The Yukon government said it is standing by if help is requested from neighbouring Alaskan towns who have been affected by massive flooding and snowmelt in the past week.
Premier Sandy Silver said the Alaska Department of Transportation and the U.S. Department of Homeland Security have been in contact with the Yukon government, and that the territory has offered assistance.
“This offer was, as you can imagine, very well appreciated. They are working back and forth right now, and they will let us know if they want to take us up on our offer,” Silver said.
“Suffice it to say, Yukon will be there for Alaska,” he said.
Silver said the territory has a mutual aid agreement with Alaska and support is coordinated through the State Emergency Operations Centre. He said the Yukon escorted U.S. Army Reserve trucks to Haines when the highway was officially closed due to icy conditions.
On Dec. 8 the government confirmed that Haines Mayor Douglas Olerud has indicated that they have enough volunteers and no additional support is needed.
“He expressed concern about the unstable soil around Haines as rains continue and that more volunteers would just be more people put at risk. We will continue to monitor the situation and stand ready to support if called upon,” Yukon government spokesperson Matthew Cameron said.
Torrential rains prompted several landslides in the community last Wednesday. The largest, about 183 metres wide, took out four homes in the community of Haines.
David Simmons, 30, and Jenae Larson, 23, have been missing since the slide. The search has been suspended amid continued rain and the likelihood of additional slides, Alaska State Troopers said Dec. 7.
Ground searchers sent to Haines with troopers left Dec. 7, with one officer remaining to co-ordinate efforts with the borough police department and the incident command centre.
The agency would reevaluate search efforts if new information or evidence is located, troopers said in a web posting.

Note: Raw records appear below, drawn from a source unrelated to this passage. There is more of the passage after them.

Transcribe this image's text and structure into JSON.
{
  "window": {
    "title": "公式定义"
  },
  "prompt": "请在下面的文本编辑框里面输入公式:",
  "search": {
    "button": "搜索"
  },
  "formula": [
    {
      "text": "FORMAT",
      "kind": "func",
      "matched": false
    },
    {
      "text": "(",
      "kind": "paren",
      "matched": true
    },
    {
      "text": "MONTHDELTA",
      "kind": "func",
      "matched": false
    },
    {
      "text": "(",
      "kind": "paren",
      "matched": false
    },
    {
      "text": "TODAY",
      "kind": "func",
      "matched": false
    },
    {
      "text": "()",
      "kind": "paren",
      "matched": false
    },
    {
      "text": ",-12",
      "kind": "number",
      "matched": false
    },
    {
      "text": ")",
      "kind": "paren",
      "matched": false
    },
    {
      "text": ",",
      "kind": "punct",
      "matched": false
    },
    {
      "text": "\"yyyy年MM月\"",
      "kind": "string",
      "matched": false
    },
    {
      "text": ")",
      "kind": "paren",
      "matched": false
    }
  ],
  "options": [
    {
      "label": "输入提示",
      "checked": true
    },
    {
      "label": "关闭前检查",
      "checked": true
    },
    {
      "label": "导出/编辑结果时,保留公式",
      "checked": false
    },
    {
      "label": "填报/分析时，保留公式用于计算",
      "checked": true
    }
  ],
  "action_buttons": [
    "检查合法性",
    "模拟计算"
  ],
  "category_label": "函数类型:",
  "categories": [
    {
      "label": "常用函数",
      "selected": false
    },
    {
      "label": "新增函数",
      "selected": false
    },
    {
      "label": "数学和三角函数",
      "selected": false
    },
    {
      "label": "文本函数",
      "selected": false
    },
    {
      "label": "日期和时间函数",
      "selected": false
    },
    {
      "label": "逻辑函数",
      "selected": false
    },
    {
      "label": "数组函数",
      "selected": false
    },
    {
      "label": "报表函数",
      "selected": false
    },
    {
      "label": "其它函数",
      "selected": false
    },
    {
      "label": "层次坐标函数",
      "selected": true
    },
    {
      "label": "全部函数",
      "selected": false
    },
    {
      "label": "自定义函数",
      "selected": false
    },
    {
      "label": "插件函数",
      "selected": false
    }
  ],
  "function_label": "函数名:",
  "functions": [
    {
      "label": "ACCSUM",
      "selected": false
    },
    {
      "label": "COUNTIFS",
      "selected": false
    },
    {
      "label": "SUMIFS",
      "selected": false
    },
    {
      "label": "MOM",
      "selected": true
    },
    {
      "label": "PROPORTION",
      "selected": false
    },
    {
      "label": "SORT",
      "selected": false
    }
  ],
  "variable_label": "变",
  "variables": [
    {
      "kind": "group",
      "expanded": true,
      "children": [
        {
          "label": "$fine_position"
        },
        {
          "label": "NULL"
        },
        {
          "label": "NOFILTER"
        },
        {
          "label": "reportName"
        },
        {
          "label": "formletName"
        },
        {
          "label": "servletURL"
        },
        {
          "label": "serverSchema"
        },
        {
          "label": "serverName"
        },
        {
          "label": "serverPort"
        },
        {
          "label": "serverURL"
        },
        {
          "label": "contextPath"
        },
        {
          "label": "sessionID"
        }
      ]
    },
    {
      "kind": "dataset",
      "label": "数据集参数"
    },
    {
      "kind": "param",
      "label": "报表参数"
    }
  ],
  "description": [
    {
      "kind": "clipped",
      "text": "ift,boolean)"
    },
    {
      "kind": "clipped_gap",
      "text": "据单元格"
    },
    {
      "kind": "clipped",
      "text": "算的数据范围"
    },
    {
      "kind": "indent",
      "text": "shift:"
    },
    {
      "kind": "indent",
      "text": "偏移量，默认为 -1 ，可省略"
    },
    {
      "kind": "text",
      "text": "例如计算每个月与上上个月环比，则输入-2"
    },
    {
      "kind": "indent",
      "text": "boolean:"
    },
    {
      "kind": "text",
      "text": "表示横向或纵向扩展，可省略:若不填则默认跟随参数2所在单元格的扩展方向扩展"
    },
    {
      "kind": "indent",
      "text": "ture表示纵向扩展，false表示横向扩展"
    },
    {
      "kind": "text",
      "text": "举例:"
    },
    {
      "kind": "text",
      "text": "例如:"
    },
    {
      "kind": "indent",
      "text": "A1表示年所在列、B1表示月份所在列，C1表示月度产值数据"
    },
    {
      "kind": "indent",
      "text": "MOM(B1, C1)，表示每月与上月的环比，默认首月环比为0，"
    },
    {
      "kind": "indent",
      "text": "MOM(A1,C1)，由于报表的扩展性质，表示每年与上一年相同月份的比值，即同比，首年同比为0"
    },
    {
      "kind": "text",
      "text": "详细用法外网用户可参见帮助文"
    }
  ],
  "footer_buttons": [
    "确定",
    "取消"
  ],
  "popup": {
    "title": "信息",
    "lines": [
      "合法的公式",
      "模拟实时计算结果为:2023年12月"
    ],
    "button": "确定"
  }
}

More than four dozen families have evacuated because of the conditions, and motels in the community of about 2,500 are full. Borough officials have encouraged nearly a third of the town’s residents to pack essentials and be ready to move on a moment’s notice as weather conditions deteriorated and the risk of landslides remained high.
NDP leader Kate White has also proposed a motion in the legislature to financially contribute to relief efforts. Individual Yukon residents have been contributing to fundraisers in support.
The Tourism Industry Association of Yukon donated $1,000 to relief efforts.
“Ties within the tourism industry are strong in the golden triangle of Haines, Whitehorse and Skagway. So this tragedy involves our friends and colleagues,” said president Neil Hartling.
Hartling described both Skagway and Haines as favourite destinations for many Yukoners. He said he’s been in communication with friends across the border who are dealing with washed-out roads and flooded basements.
“Not being able to go is something I think all Yukoners have all missed this year. Now of course, not being able to go in and help out in any way is a sad situation,” he said.
The heavy rains have caused damage in at least 12 communities, prompting local officials to seek disaster recovery assistance, Alaska Gov. Mike Dunleavy’s office said. Dunleavy declared a state of emergency Dec. 5 for communities affected by the severe storm that led to landslides, flooded buildings and roads, downed trees and caused power outages.
In the southeast Alaska community of Ketchikan, some residents were evacuated over fears of a dam failure. The residents were permitted to return home the night of Dec. 5 after rainfall slowed and the water level at Ketchikan Lakes fell to about 106 metres. Some residents grabbed surf boards to enjoy the one-metre surges.